Un beau projet ? Pas tant que cela car sous prétexte de modernisation, l’APHP et l’ARS d’Ile de France mettaient surtout en œuvre les politiques de réduction du nombre de lits dans les hôpitaux, ces politiques de réduction des dépenses de santé au détriment de la population, ces politiques qui ont créé la crise des urgences, ces services devant garder des malades ou des blessés plusieurs jours, faute de lits d’aval.
Les personnels des deux hôpitaux menacés de fermeture (Beaujon et Bichat) avec leurs organisations syndicales (CGT, FO, Sud Santé Sociaux) et la population du nord parisien, se sont mobilisés, à tel point qu’en octobre 2020 le Premier Ministre a demandé de rajouter 3 nouvelles unités d’hospitalisation au projet.
Mais le compte n’y est toujours pas ! « Selon les chiffres retenus par le tribunal, le nombre de lits d’hospitalisation passerait de 1131 à 941 et le nombre de places en ambulatoire de 207 à 173. Alors que la situation des maternités en Ile de France et particulièrement en Seine Saint Denis est très précaire, avec régulièrement des femmes transférées pour accoucher vers d’autres maternités que celle où elles ont été suivies et pensaient accoucher, le déplacement vers le nouveau site baisserait le nombre d’accouchements possibles de plus d’un tiers, l’APHP ayant l’audace de dire que l’on pourrait augmenter le nombre d’accouchements dans des hôpitaux comme Avicenne (Bobigny) ou Delafontaine (St Denis).
L’arrêté de Déclaration d’Utilité Publique était signé en mars 2022. Pourtant le rapport de la commission d’enquête publique aurait du alerter : il émettait en effet plusieurs réserves devant impérativement être levées, la première étant que « Les conditions d’accueil capacitaire global liées au nouvel hôpital devront, a minima, être équivalentes à celles qui existent aujourd’hui dans les hôpitaux Beaujon et Bichat. »
Les travaux de déblaiement du site ont commencé en juin de cette année.
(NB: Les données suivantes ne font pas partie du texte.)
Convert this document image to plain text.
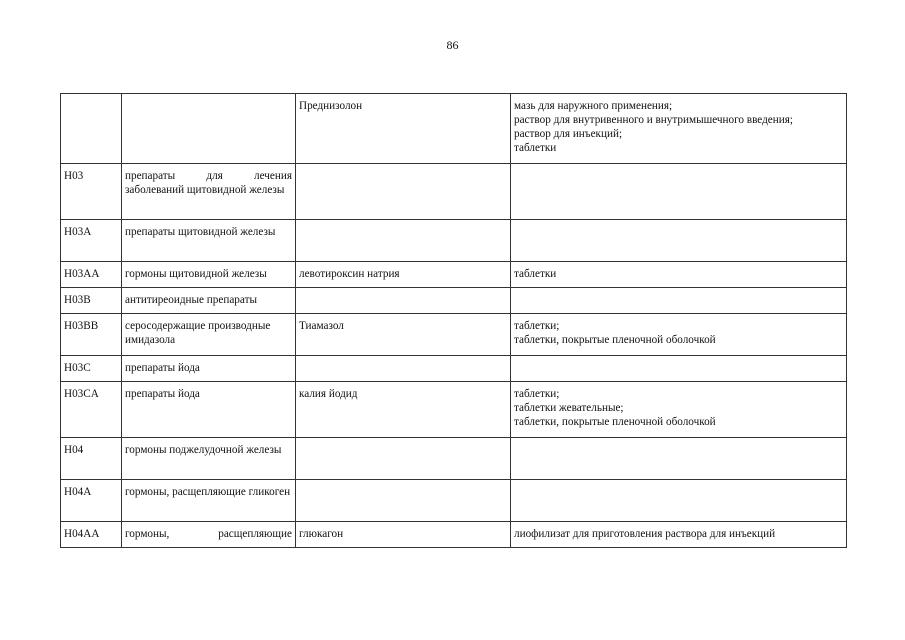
86
		Преднизолон	мазь для наружного применения;
раствор для внутривенного и внутримышечного введения;
раствор для инъекций;
таблетки

H03	препараты для лечения заболеваний щитовидной железы		
H03A	препараты щитовидной железы		
H03AA	гормоны щитовидной железы	левотироксин натрия	таблетки

H03B	антитиреоидные препараты		
H03BB	серосодержащие производные имидазола	Тиамазол	таблетки;
таблетки, покрытые пленочной оболочкой

H03C	препараты йода		
H03CA	препараты йода	калия йодид	таблетки;
таблетки жевательные;
таблетки, покрытые пленочной оболочкой

H04	гормоны поджелудочной железы		
H04A	гормоны, расщепляющие гликоген		
H04AA	гормоны, расщепляющие	глюкагон	лиофилизат для приготовления раствора для инъекций
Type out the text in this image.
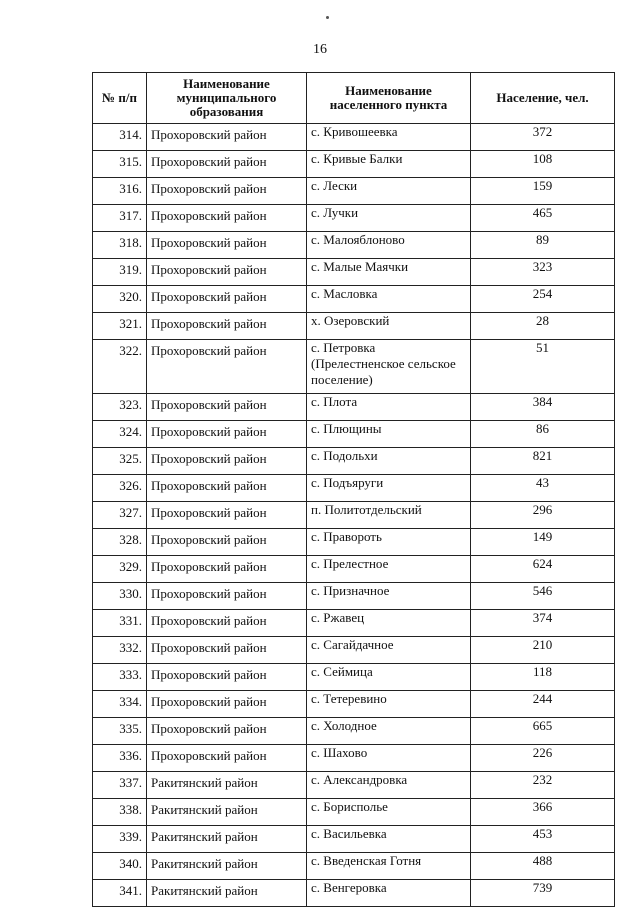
16
№ п/п	Наименование муниципального образования	Наименование населенного пункта	Население, чел.
314.	Прохоровский район	с. Кривошеевка	372
315.	Прохоровский район	с. Кривые Балки	108
316.	Прохоровский район	с. Лески	159
317.	Прохоровский район	с. Лучки	465
318.	Прохоровский район	с. Малояблоново	89
319.	Прохоровский район	с. Малые Маячки	323
320.	Прохоровский район	с. Масловка	254
321.	Прохоровский район	х. Озеровский	28
322.	Прохоровский район	с. Петровка (Прелестненское сельское поселение)	51
323.	Прохоровский район	с. Плота	384
324.	Прохоровский район	с. Плющины	86
325.	Прохоровский район	с. Подольхи	821
326.	Прохоровский район	с. Подъяруги	43
327.	Прохоровский район	п. Политотдельский	296
328.	Прохоровский район	с. Правороть	149
329.	Прохоровский район	с. Прелестное	624
330.	Прохоровский район	с. Призначное	546
331.	Прохоровский район	с. Ржавец	374
332.	Прохоровский район	с. Сагайдачное	210
333.	Прохоровский район	с. Сеймица	118
334.	Прохоровский район	с. Тетеревино	244
335.	Прохоровский район	с. Холодное	665
336.	Прохоровский район	с. Шахово	226
337.	Ракитянский район	с. Александровка	232
338.	Ракитянский район	с. Борисполье	366
339.	Ракитянский район	с. Васильевка	453
340.	Ракитянский район	с. Введенская Готня	488
341.	Ракитянский район	с. Венгеровка	739
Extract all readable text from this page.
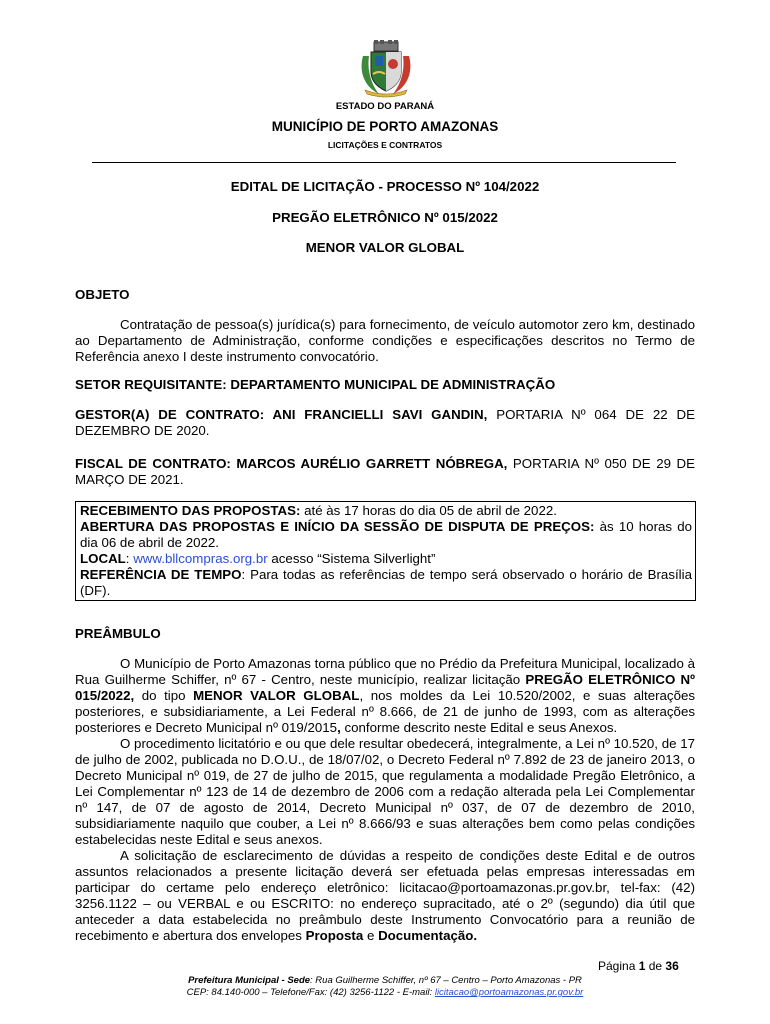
ESTADO DO PARANÁ
MUNICÍPIO DE PORTO AMAZONAS
LICITAÇÕES E CONTRATOS
EDITAL DE LICITAÇÃO - PROCESSO Nº 104/2022
PREGÃO ELETRÔNICO Nº 015/2022
MENOR VALOR GLOBAL
OBJETO
Contratação de pessoa(s) jurídica(s) para fornecimento, de veículo automotor zero km, destinado ao Departamento de Administração, conforme condições e especificações descritos no Termo de Referência anexo I deste instrumento convocatório.
SETOR REQUISITANTE: DEPARTAMENTO MUNICIPAL DE ADMINISTRAÇÃO
GESTOR(A) DE CONTRATO: ANI FRANCIELLI SAVI GANDIN, PORTARIA Nº 064 DE 22 DE DEZEMBRO DE 2020.
FISCAL DE CONTRATO: MARCOS AURÉLIO GARRETT NÓBREGA, PORTARIA Nº 050 DE 29 DE MARÇO DE 2021.
RECEBIMENTO DAS PROPOSTAS: até às 17 horas do dia 05 de abril de 2022.
ABERTURA DAS PROPOSTAS E INÍCIO DA SESSÃO DE DISPUTA DE PREÇOS: às 10 horas do dia 06 de abril de 2022.
LOCAL: www.bllcompras.org.br acesso “Sistema Silverlight”
REFERÊNCIA DE TEMPO: Para todas as referências de tempo será observado o horário de Brasília (DF).
PREÂMBULO
O Município de Porto Amazonas torna público que no Prédio da Prefeitura Municipal, localizado à Rua Guilherme Schiffer, nº 67 - Centro, neste município, realizar licitação PREGÃO ELETRÔNICO Nº 015/2022, do tipo MENOR VALOR GLOBAL, nos moldes da Lei 10.520/2002, e suas alterações posteriores, e subsidiariamente, a Lei Federal nº 8.666, de 21 de junho de 1993, com as alterações posteriores e Decreto Municipal nº 019/2015, conforme descrito neste Edital e seus Anexos.
O procedimento licitatório e ou que dele resultar obedecerá, integralmente, a Lei nº 10.520, de 17 de julho de 2002, publicada no D.O.U., de 18/07/02, o Decreto Federal nº 7.892 de 23 de janeiro 2013, o Decreto Municipal nº 019, de 27 de julho de 2015, que regulamenta a modalidade Pregão Eletrônico, a Lei Complementar nº 123 de 14 de dezembro de 2006 com a redação alterada pela Lei Complementar nº 147, de 07 de agosto de 2014, Decreto Municipal nº 037, de 07 de dezembro de 2010, subsidiariamente naquilo que couber, a Lei nº 8.666/93 e suas alterações bem como pelas condições estabelecidas neste Edital e seus anexos.
A solicitação de esclarecimento de dúvidas a respeito de condições deste Edital e de outros assuntos relacionados a presente licitação deverá ser efetuada pelas empresas interessadas em participar do certame pelo endereço eletrônico: licitacao@portoamazonas.pr.gov.br, tel-fax: (42) 3256.1122 – ou VERBAL e ou ESCRITO: no endereço supracitado, até o 2º (segundo) dia útil que anteceder a data estabelecida no preâmbulo deste Instrumento Convocatório para a reunião de recebimento e abertura dos envelopes Proposta e Documentação.
Página 1 de 36
Prefeitura Municipal - Sede: Rua Guilherme Schiffer, nº 67 – Centro – Porto Amazonas - PR
CEP: 84.140-000 – Telefone/Fax: (42) 3256-1122 - E-mail: licitacao@portoamazonas.pr.gov.br
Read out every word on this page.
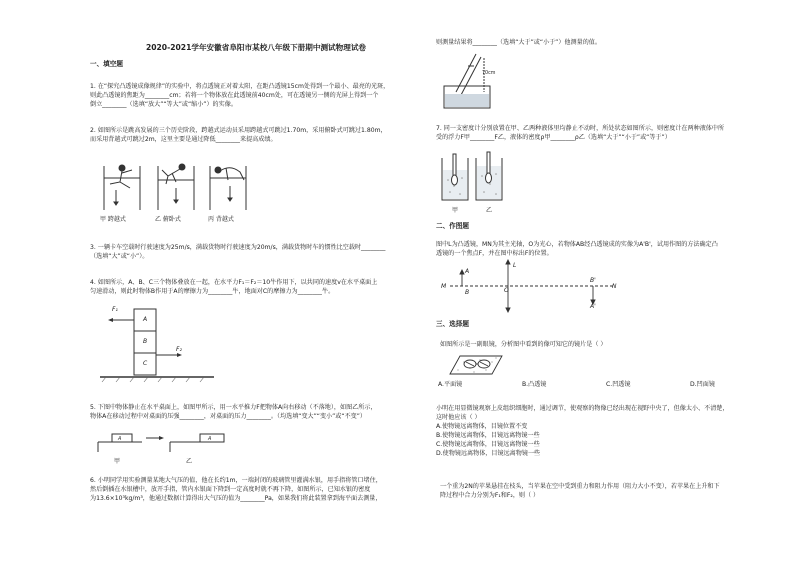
2020-2021学年安徽省阜阳市某校八年级下册期中测试物理试卷
一、填空题
1. 在“探究凸透镜成像规律”的实验中，将点透镜正对着太阳，在距凸透镜15cm处得到一个最小、最亮的光斑，
则此凸透镜的焦距为________cm；若将一个物体放在此透镜前40cm处，可在透镜另一侧的光屏上得到一个
倒立________（选填“放大”“等大”或“缩小”）的实像。
2. 如图所示是跳高发展的三个历史阶段，跨越式运动员采用跨越式可跳过1.70m，采用俯卧式可跳过1.80m，
而采用背越式可跳过2m，这里主要是通过降低________来提高成绩。
甲 跨越式	乙 俯卧式	丙 背越式
3. 一辆卡车空载时行驶速度为25m/s，满载货物时行驶速度为20m/s，满载货物时车的惯性比空载时________
（选填“大”或“小”）。
4. 如图所示，A、B、C三个物体叠放在一起，在水平力F₁＝F₂＝10牛作用下，以共同的速度v在水平桌面上
匀速滑动，则此时物体B作用于A的摩擦力为________牛，地面对C的摩擦力为________牛。
A
B
C
F₁
F₂
5. 下图中物体静止在水平桌面上，如图甲所示，用一水平推力F把物体A向右移动（不落地），如图乙所示，
物体A在移动过程中对桌面的压强________，对桌面的压力________。（均选填“变大”“变小”或“不变”）
A	A
甲	乙
6. 小明同学用实验测量某地大气压的值，他在长约1m，一端封闭的玻璃管里灌满水银，用手指将管口堵住，
然后倒插在水银槽中，放开手指，管内水银面下降到一定高度时就不再下降，如图所示，已知水银的密度
为13.6×10³kg/m³，他通过数据计算得出大气压的值为________Pa，如果我们将此装置拿到海平面去测量，
则测量结果将________（选填“大于”或“小于”）他测量的值。
70cm
7. 同一支密度计分别放置在甲、乙两种液体里均静止不动时，所处状态如图所示，则密度计在两种液体中所
受的浮力F甲________F乙，液体的密度ρ甲________ρ乙（选填“大于”“小于”或“等于”）
甲	乙
二、作图题
图中L为凸透镜，MN为其主光轴，O为光心，若物体AB经凸透镜成的实像为A'B'，试用作图的方法确定凸
透镜的一个焦点F，并在图中标出F的位置。
M	N
O
L
A
B
B'
A'
三、选择题
如图所示是一副眼镜，分析图中看到的像可知它的镜片是（ ）
A.平面镜	B.凸透镜	C.凹透镜	D.凹面镜
小明在用显微镜观察上皮组织细胞时，通过调节，使观察的物像已经出现在视野中央了，但像太小、不清楚，
这时他应该（ ）
A.使物镜远离物体，目镜位置不变
B.使物镜远离物体，目镜远离物镜一些
C.使物镜远离物体，目镜远离物镜一些
D.使物镜远离物体，目镜远离物镜一些
一个重为2N的苹果悬挂在枝头，当苹果在空中受到重力和阻力作用（阻力大小不变），若苹果在上升和下
降过程中合力分别为F₁和F₂，则（ ）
Une requête au tribunal administratif avait été déposée dès la signature de l’arrêté de DUP par le syndicat Sud Santé Sociaux et d’autres organisations associés à des signatures individuelles.
La décision du tribunal se pare de garanties juridiques habituelles: la demande est recevable, car l’un des requérants habite à St Ouen et le dossier de l’enquête publique était incomplet, l’évaluation socio-économique et la contre-expertise n’y figurant pas.
Mais c’est sur le fond que ce jugement est rendu : c’est au nom du droit fondamental à la protection de la santé, garanti par le onzième alinéa du préambule de la Constitution de 1946 et précisé par des articles du Code de la Santé publique que le tribunal administratif de Montreuil annule l’arrêté préfectoral de déclaration d’utilité publique du projet. La décision indique que ce projet « diminue l’offre de soins hospitaliers proposée à la population du bassin de patientèle concerné, tant en nombre de lits, y compris de maternité, que de places, sans prévoir ou justifier les complémentarités, les alternatives ou la diminution des besoins invoquées en défense. »
Quelques soient les suites données, ce jugement fera date : le droit à la protection de la santé prime et la réduction du nombre de lits d’hôpital est actuellement une atteinte à la protection de la santé. Le ministère de l’Enseignement supérieur était également concerné par le volet universitaire. L’histoire ne dit pas si l’université prévoyait une augmentation importante du nombre d’étudiants. Cela serait pourtant indispensable ! Saluons pour conclure la mobilisation des personnels et de la population ! Elle a montré son utilité.